The 1968 Olympic team, which was coached by Henry Iba and went on to win the gold medal, was strictly amateur. Several top college players, most notably Kareem Abdul-Jabbar (then known as Lew Alcindor), didn’t participate. But Haywood decided to play, and he made a lasting impression on the Olympic coaches.
“He was our best player,” Tarkanian said of the 6-foot-9-inch forward, who made the Olympic team and led it in scoring and field-goal percentage despite being its youngest member at 19. “Spencer had huge hands. I couldn’t believe how big they were. And he was a great shot blocker.”
Forty-five years later, Haywood and Tarkanian are together again — this time as finalists for the Naismith Basketball Hall of Fame. Both believe they’ve been previously denied induction due to their willingness to take on the establishment in court.
Haywood sued the NBA in 1970 for the right to play while still an underclassman, and Tarkanian sued the NCAA in 1992, claiming it had conspired to run him out of coaching after previous encounters with that organization while he was at Long Beach State and UNLV.
The NBA eventually allowed Haywood to play in 1971, and Tarkanian and the NCAA settled their case in 1998, with Tarkanian awarded $2.5 million.
“It’s interesting, isn’t it?” Haywood said. “Me and Coach both battled in court, we both won, and yet we’re not in the Hall of Fame. But I believe justice will be served this time, and we’re both going to be in.”
Haywood said he almost followed Tarkanian to Long Beach State.
“When I played for Tark at the trials, I fell in love with him,” Haywood said. “He was such a players’ coach. He gave you that fire inside to play hard. He wanted me to come with him to Long Beach, and I actually took a visit there. Let me tell you, with the warm weather, the palm trees and the ocean, I was ready. But I had family back in Detroit, that’s where I played my high school ball — at Pershing — so I felt obligated to go back home and play at UD.”

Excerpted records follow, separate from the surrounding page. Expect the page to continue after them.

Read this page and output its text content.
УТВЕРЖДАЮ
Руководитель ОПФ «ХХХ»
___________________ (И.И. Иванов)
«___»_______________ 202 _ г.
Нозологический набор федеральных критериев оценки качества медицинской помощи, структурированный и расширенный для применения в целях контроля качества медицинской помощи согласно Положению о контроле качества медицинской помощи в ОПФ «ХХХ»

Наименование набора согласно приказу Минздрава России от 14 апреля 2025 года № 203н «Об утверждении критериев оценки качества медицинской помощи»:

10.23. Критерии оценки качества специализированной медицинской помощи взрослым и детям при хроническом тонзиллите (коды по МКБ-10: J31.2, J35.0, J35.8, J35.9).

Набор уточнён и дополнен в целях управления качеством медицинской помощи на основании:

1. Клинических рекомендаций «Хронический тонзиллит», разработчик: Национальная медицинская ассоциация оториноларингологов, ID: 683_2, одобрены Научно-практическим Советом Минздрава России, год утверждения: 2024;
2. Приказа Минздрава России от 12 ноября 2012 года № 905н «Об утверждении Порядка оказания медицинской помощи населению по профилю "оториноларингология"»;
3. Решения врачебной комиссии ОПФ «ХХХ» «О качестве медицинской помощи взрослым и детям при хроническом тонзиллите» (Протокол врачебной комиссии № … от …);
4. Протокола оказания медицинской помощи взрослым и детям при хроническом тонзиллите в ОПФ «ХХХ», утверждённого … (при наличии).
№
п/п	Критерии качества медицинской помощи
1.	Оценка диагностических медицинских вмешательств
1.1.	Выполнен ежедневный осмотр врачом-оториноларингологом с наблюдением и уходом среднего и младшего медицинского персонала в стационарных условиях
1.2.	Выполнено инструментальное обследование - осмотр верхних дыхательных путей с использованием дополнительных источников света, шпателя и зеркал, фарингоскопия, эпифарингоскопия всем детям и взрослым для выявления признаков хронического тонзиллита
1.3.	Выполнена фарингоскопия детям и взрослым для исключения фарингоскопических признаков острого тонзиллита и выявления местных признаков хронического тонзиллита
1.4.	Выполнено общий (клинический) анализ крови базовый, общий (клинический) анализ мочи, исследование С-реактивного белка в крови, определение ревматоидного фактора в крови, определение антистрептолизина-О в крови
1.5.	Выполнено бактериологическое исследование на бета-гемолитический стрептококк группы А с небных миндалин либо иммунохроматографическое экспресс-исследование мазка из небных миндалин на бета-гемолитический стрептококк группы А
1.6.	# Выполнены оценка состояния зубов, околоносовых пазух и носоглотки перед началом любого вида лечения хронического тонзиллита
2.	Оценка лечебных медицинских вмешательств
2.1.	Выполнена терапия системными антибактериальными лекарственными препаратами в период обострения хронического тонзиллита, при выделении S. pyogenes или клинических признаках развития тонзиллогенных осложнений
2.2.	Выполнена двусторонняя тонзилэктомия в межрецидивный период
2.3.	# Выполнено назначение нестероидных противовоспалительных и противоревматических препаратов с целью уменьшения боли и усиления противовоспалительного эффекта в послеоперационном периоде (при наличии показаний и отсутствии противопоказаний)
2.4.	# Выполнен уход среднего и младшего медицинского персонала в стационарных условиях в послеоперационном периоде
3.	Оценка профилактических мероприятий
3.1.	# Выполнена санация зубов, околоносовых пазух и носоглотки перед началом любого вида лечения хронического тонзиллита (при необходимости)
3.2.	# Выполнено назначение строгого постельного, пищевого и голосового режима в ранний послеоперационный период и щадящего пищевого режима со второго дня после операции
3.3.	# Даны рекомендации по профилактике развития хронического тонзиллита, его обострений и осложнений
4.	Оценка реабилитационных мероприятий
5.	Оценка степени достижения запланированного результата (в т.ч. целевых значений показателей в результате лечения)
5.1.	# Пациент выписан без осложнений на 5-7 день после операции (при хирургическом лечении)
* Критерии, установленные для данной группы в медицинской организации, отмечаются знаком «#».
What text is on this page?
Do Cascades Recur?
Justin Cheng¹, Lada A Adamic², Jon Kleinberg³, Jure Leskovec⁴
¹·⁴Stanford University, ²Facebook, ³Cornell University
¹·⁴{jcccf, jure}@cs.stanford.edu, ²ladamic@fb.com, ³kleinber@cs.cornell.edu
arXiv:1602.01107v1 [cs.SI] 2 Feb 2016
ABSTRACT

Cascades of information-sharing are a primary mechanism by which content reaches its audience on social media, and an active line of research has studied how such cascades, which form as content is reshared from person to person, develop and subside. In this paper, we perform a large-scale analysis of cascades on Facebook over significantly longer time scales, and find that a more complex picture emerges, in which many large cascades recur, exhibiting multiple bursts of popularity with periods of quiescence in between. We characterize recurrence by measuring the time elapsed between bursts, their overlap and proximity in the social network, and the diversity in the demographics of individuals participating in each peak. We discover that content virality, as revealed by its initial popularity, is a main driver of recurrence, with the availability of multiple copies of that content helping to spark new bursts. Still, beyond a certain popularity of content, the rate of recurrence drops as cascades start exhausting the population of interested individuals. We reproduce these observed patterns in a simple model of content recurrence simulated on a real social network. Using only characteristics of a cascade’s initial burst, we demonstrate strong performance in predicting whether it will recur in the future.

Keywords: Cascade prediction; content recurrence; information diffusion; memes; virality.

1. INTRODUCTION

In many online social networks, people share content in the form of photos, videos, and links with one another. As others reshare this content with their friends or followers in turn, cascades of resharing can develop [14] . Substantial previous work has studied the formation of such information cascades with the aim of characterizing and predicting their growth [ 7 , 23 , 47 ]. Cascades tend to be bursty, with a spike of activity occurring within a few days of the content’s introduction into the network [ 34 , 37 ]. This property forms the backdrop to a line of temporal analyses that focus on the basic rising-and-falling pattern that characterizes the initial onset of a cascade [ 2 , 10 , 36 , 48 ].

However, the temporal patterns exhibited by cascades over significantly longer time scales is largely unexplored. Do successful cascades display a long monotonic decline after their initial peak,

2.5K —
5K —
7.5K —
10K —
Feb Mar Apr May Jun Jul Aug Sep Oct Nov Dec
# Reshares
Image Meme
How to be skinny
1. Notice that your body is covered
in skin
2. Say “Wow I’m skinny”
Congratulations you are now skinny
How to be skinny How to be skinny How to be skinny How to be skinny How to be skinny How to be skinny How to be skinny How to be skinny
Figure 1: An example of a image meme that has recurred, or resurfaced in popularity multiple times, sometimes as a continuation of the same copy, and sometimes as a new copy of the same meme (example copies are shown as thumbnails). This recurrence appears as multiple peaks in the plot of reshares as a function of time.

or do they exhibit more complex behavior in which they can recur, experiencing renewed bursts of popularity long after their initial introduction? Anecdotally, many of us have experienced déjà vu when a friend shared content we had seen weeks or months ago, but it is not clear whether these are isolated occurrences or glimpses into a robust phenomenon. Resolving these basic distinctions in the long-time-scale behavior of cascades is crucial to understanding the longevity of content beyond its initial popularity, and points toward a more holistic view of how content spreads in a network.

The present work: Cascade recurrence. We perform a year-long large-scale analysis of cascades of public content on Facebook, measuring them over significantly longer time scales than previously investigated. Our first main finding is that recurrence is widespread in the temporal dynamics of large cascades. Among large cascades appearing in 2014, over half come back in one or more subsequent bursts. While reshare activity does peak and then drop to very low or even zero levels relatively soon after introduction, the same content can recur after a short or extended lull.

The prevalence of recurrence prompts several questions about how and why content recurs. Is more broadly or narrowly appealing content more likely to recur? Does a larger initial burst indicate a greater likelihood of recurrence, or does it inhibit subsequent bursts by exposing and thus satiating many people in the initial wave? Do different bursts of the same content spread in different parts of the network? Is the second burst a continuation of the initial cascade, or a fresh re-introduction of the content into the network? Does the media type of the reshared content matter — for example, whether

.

Haywood played one year at Detroit, averaged 32.1 points and led the nation in rebounding with a 21.5 average. He then bolted for the American Basketball Association for the 1969 season and was the ABA’s Most Valuable Player and Rookie of the Year after averaging 30.0 points and 19.5 rebounds with the Denver Rockets.
Regardless of what happens, Haywood and Tarkanian plan on being in Atlanta this weekend at the Final Four, where the official announcement for the Class of 2013 will be made Monday.
“I think we’re both going to have a reason to celebrate,” Haywood said.